President Peter Mutharika has come under the spotlight for declaring that some of his votes were ‘stolen’ in the Central Region despite the Malawi Electoral Commission (MEC) declaring him the winner of the May 21 2019 Presidential Election.
While commentators say his assertion has raised controversy and questions credibility of the elections, the Malawi Congress Party (MCP) and UTM want him to be on the witnesses list of their elections case because of the statement.
During his first post-election rally in Blantyre last Saturday, Mutharika, while not elaborating, told the crowd that there was no rigging during the election although some of his votes were stolen.
Mutharika’s testimony implied that he could have amassed more votes than what the commission declared and consequently agrees with the top two presidential contenders that the election results were fraudulent.
MCP’s Lazarus Chakwera and UTM’s Saulos Chilima already took the matter to court, disputing the outcome of the election that saw Mutharika being declared winner of the sixth pluralistic poll since the end of the one-party dictatorship 25 years ago.

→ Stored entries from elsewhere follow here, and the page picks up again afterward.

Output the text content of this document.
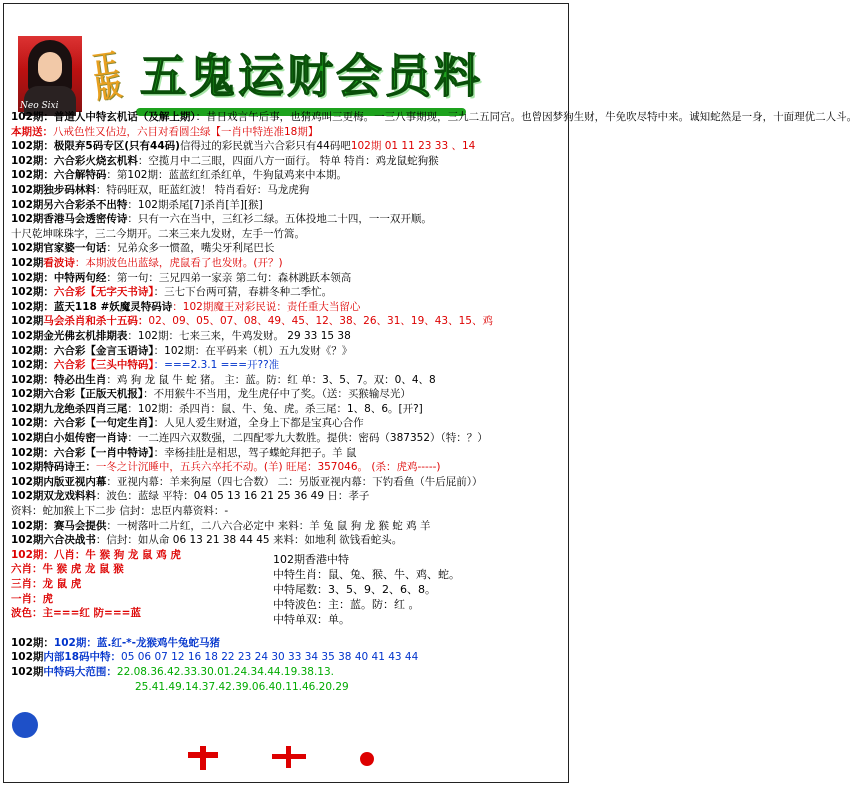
Neo Sixi
正版 五鬼运财会员料
102期：普道人中特玄机话（及解上期）：昔日戏言午后事，也猜鸡叫三更梅。一三八事期现，三九二五同宫。也曾因梦狗生财，牛免吹尽特中来。诚知蛇然是一身，十面理优二人斗。
本期送：八戒色性又佔边，六目对看圆尘绿【一肖中特连准18期】
102期：极限弃5码专区(只有44码)信得过的彩民就当六合彩只有44码吧102期 01 11 23 33 、14
102期：六合彩火烧玄机料：空揽月中二三眼，四面八方一面行。 特单 特肖：鸡龙鼠蛇狗猴
102期：六合解特码：第102期：蓝蓝红红杀红单，牛狗鼠鸡来中本期。
102期独步码林料：特码旺双，旺蓝红波！ 特肖看好：马龙虎狗
102期另六合彩杀不出特：102期杀尾[7]杀肖[羊][猴]
102期香港马会透密传诗：只有一六在当中，三红衫二绿。五体投地二十四，一一双开顺。
十尺乾坤咪珠字，三二今期开。二来三来九发财，左手一竹篙。
102期官家婆一句话：兄弟众多一惯盈，嘴尖牙利尾巴长
102期看波诗：本期波色出蓝绿，虎鼠看了也发财。(开？)
102期：中特两句经：第一句：三兄四弟一家亲 第二句：森林跳跃本领高
102期：六合彩【无字天书诗】：三七下台两可猜，春耕冬种二季忙。
102期：蓝天118 #妖魔灵特码诗：102期魔王对彩民说：责任重大当留心
102期马会杀肖和杀十五码：02、09、05、07、08、49、45、12、38、26、31、19、43、15、鸡
102期金光佛玄机排期表：102期：七来三来，牛鸡发财。 29 33 15 38
102期：六合彩【金言玉语诗】：102期：在平码来（机）五九发财《？》
102期：六合彩【三头中特码】：===2.3.1 ===开??准
102期：特必出生肖：鸡 狗 龙 鼠 牛 蛇 猪。 主：蓝。防：红 单：3、5、7。双：0、4、8
102期六合彩【正版天机报】：不用猴牛不当用，龙生虎仔中了奖。（送：买猴输尽光）
102期九龙绝杀四肖三尾：102期：杀四肖：鼠、牛、兔、虎。杀三尾：1、8、6。[开?]
102期：六合彩【一句定生肖】：人见人爱生财道，全身上下都是宝真心合作
102期白小姐传密一肖诗：一二连四六双数强，二四配零九大数胜。提供：密码（387352）（特：？）
102期：六合彩【一肖中特诗】：幸杨挂肚是相思，驾子蝶蛇拜把子。羊 鼠
102期特码诗王：一冬之计沉睡中，五兵六卒托不动。(羊) 旺尾：357046。 (杀：虎鸡-----)
102期内版亚视内幕：亚视内幕：羊来狗屋（四七合数） 二：另版亚视内幕：下钓看鱼（牛后屁前））
102期双龙戏料料：波色：蓝绿 平特：04 05 13 16 21 25 36 49 日：孝子
资料：蛇加猴上下二步 信封：忠臣内幕资料：-
102期：赛马会提供：一树落叶二片红，二八六合必定中 来料：羊 兔 鼠 狗 龙 猴 蛇 鸡 羊
102期六合决战书：信封：如从命 06 13 21 38 44 45 来料：如地利 欲钱看蛇头。
102期：八肖：牛 猴 狗 龙 鼠 鸡 虎
六肖：牛 猴 虎 龙 鼠 猴
三肖：龙 鼠 虎
一肖：虎
波色：主===红 防===蓝
102期香港中特
中特生肖：鼠、兔、猴、牛、鸡、蛇。
中特尾数：3、5、9、2、6、8。
中特波色：主：蓝。防：红 。
中特单双：单。
102期：102期：蓝.红-*-龙猴鸡牛兔蛇马猪
102期内部18码中特：05 06 07 12 16 18 22 23 24 30 33 34 35 38 40 41 43 44
102期中特码大范围：22.08.36.42.33.30.01.24.34.44.19.38.13.
25.41.49.14.37.42.39.06.40.11.46.20.29
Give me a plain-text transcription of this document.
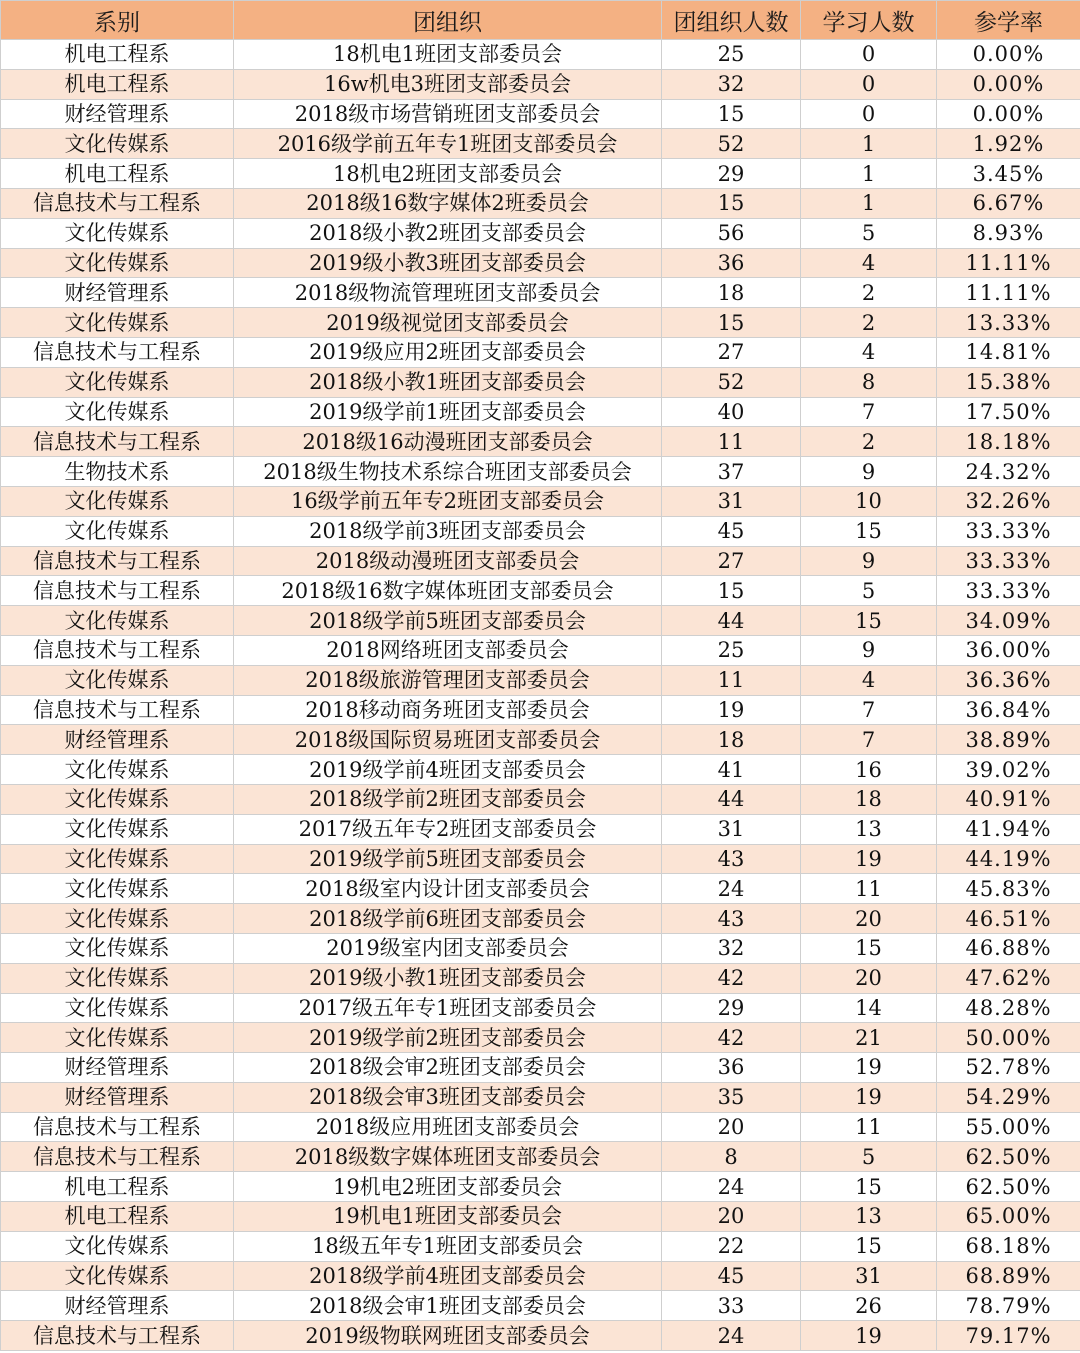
系别	团组织	团组织人数	学习人数	参学率
机电工程系	18机电1班团支部委员会	25	0	0.00%
机电工程系	16w机电3班团支部委员会	32	0	0.00%
财经管理系	2018级市场营销班团支部委员会	15	0	0.00%
文化传媒系	2016级学前五年专1班团支部委员会	52	1	1.92%
机电工程系	18机电2班团支部委员会	29	1	3.45%
信息技术与工程系	2018级16数字媒体2班委员会	15	1	6.67%
文化传媒系	2018级小教2班团支部委员会	56	5	8.93%
文化传媒系	2019级小教3班团支部委员会	36	4	11.11%
财经管理系	2018级物流管理班团支部委员会	18	2	11.11%
文化传媒系	2019级视觉团支部委员会	15	2	13.33%
信息技术与工程系	2019级应用2班团支部委员会	27	4	14.81%
文化传媒系	2018级小教1班团支部委员会	52	8	15.38%
文化传媒系	2019级学前1班团支部委员会	40	7	17.50%
信息技术与工程系	2018级16动漫班团支部委员会	11	2	18.18%
生物技术系	2018级生物技术系综合班团支部委员会	37	9	24.32%
文化传媒系	16级学前五年专2班团支部委员会	31	10	32.26%
文化传媒系	2018级学前3班团支部委员会	45	15	33.33%
信息技术与工程系	2018级动漫班团支部委员会	27	9	33.33%
信息技术与工程系	2018级16数字媒体班团支部委员会	15	5	33.33%
文化传媒系	2018级学前5班团支部委员会	44	15	34.09%
信息技术与工程系	2018网络班团支部委员会	25	9	36.00%
文化传媒系	2018级旅游管理团支部委员会	11	4	36.36%
信息技术与工程系	2018移动商务班团支部委员会	19	7	36.84%
财经管理系	2018级国际贸易班团支部委员会	18	7	38.89%
文化传媒系	2019级学前4班团支部委员会	41	16	39.02%
文化传媒系	2018级学前2班团支部委员会	44	18	40.91%
文化传媒系	2017级五年专2班团支部委员会	31	13	41.94%
文化传媒系	2019级学前5班团支部委员会	43	19	44.19%
文化传媒系	2018级室内设计团支部委员会	24	11	45.83%
文化传媒系	2018级学前6班团支部委员会	43	20	46.51%
文化传媒系	2019级室内团支部委员会	32	15	46.88%
文化传媒系	2019级小教1班团支部委员会	42	20	47.62%
文化传媒系	2017级五年专1班团支部委员会	29	14	48.28%
文化传媒系	2019级学前2班团支部委员会	42	21	50.00%
财经管理系	2018级会审2班团支部委员会	36	19	52.78%
财经管理系	2018级会审3班团支部委员会	35	19	54.29%
信息技术与工程系	2018级应用班团支部委员会	20	11	55.00%
信息技术与工程系	2018级数字媒体班团支部委员会	8	5	62.50%
机电工程系	19机电2班团支部委员会	24	15	62.50%
机电工程系	19机电1班团支部委员会	20	13	65.00%
文化传媒系	18级五年专1班团支部委员会	22	15	68.18%
文化传媒系	2018级学前4班团支部委员会	45	31	68.89%
财经管理系	2018级会审1班团支部委员会	33	26	78.79%
信息技术与工程系	2019级物联网班团支部委员会	24	19	79.17%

Mutharika is the first respondent in the matter.
However, Mutharika has already applied to the Constitutional Court to dismiss the two parties’ applications for purportedly being irregular, defective and lacking sworn affidavits by the petitioners.
Associate professor of political and administrative studies at University of Malawi’s Chancellor College, Mustafa Hussein, said, in an interview, that Mutharika’s pronouncement eroded public confidence in MEC.
He said: “That statement coming from a person who was declared president, makes the results suspect. There is need for MEC to do some soul-searching.”
Hussein said Mutharika made a strong statement which meant that the elections were not credible despite some stakeholders such as MEC itself claiming that they were free and fair.
“If number one, number two and number three are all saying the results were stolen, then it raises controversy regarding the credibility of the election’ results,” he said.
Governance commentator Martin Chiphwanya also observed that Mutharika’s statement “renders credence to the allegations made by Chakwera and Chilima that the election was marred with irregularities”.
“His statement is in agreement with concerns raised by the other top contenders. The fact that all top contenders are making similar allegation and are dissatisfied with the election outcome raises doubts about MEC’s credibility.
“It tells a story that the elections may not have been credible and in the wake of these allegations, MEC has some explanation to do to the nation to clear itself,” he said.
Chiphwanya, however, said the court process underway would “surely help to uncover so many finer details on what exactly happened”.
DPP spokesperson Nicholas Dausi was not available for comment but MCP and UTM spokespersons the Reverend Maurice Munthali and Joseph Chidanti-Malunga, respectively, claimed Mutharika was now a witness in their election case.
Said Chidanti-Malunga: “Technically, we are now adding another witness to the list of witnesses. I hope he is going to come in court and present his case as a witness.”
On his part, Munthali said it was gratifying that Mutharika revealed to Malawians such information which would now make the party conclude that “he is accepting to have been unlawfully sworn-in because his victory was out of stolen votes”.
“It does not really matter whether the rigging was in his favour or not, what matters in this case is the fact that his votes were stolen and he has accepted that the process was not right,” he explained.
The MCP publicist further said Mutharika was now a complainant in the matter and complaining on the podium as the matter is serious in nature.should stop trivialising it by
“He should now face the law and accept to be a witness in the case because all the top three presidential candidates are now consenting to the fact that the votes were rigged.
“So. his statement strengthens what Dr Chakwera and Dr Chilima have been talking about all along. They have now been exonerated because people thought they were just speaking because they wanted to rule the country,” said Munthali.
But a constitutional law expert who did not want to be named said people need not take seriously political statements made on the podium.
“Politicians make all sorts of statements while on the podium and so we don’t have to take them too seriously. There is always grandstanding just to show confidence and we cannot hold each one account to their statements,” he said.
Mutharika was declared winner in the elections after narrowly defeating his main challenger Malawi Congress Party (MCP) torchbearer Chakwera with 1 940 709 votes against 1 781 740.
A majority 62 percent of Malawians rejected him and his running mate Everton Chimulirenji—now Vice-President in the first-past-the-post (winner takes-it-all) presidential race.